Der Gong ertönt, Ring frei zur letzten Runde mit Weiß. Ein Festival der Springer.
Schwarz zieht Se7-c6? statt h6! Nach e6 hält Schwarz mit richtigem Spiel (f6!) den Ausgleich. Aber: Sxe6 Lxe6 fxe6 Sxe6 gewinnt den Turm. Wie du mir so ich dir, dachte sich Schwarz.
In der folgenden Stellung spielte ich Txb6. Wie antwortete Schwarz?
Sc4 droht auch Se3+ und nach einiger Zeit Remis.
Trost fand ich bei Johann „Hans“ Orsolics, der frühere österreichische Europameister im Halbweltergewicht.
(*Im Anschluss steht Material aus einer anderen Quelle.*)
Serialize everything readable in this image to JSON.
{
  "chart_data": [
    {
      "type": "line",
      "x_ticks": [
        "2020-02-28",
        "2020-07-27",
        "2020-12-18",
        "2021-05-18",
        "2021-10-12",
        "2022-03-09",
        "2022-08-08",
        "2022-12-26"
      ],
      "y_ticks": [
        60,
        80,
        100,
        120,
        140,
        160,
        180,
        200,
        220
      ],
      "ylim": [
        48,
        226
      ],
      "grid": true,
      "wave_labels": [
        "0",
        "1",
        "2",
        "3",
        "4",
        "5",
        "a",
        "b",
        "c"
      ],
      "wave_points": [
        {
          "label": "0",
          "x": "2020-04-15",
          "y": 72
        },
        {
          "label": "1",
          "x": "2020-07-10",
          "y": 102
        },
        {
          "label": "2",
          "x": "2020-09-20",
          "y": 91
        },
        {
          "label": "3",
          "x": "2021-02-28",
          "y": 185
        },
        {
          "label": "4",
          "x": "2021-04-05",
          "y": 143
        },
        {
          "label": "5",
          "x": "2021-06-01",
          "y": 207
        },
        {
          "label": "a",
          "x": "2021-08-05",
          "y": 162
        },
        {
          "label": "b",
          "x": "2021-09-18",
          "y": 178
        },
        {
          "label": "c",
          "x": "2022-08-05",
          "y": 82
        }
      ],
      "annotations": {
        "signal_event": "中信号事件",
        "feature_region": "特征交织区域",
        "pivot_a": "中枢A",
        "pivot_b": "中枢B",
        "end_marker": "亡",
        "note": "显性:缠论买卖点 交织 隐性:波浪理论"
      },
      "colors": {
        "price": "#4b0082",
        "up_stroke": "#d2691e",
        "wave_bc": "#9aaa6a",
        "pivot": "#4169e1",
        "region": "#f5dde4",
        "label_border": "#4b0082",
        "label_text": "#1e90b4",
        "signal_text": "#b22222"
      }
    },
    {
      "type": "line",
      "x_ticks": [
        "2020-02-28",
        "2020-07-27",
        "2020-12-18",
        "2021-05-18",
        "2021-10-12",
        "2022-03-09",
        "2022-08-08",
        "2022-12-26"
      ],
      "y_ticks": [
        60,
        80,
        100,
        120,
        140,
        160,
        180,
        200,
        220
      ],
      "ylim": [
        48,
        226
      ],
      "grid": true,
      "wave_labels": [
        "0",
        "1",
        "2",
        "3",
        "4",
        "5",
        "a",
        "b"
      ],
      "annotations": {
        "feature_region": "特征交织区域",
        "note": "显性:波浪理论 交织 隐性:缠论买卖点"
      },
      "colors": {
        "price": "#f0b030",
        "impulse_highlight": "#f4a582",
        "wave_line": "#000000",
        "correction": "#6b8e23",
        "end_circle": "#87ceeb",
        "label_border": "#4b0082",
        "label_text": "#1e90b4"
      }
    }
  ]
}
Sein Standard nach einem schlechten Kampf:
„Ich konnte mich auf meinen Gegner nicht einstellen, er war sehr schwer zu boxen.“
Der Goldene Springer, ein schönes Traditions-Turnier (seit 1951) mit dem gewissen Extra. Gute Organisation des Turnierleiters. Im Finale gewann Hagen Poetsch durch Blitzpartien gegen Igor Zuyev. Die beiden sind für die Deutsche Schach-Pokalmeisterschaft, Dähne- Pokal, im Jahr 2019 spielberechtigt.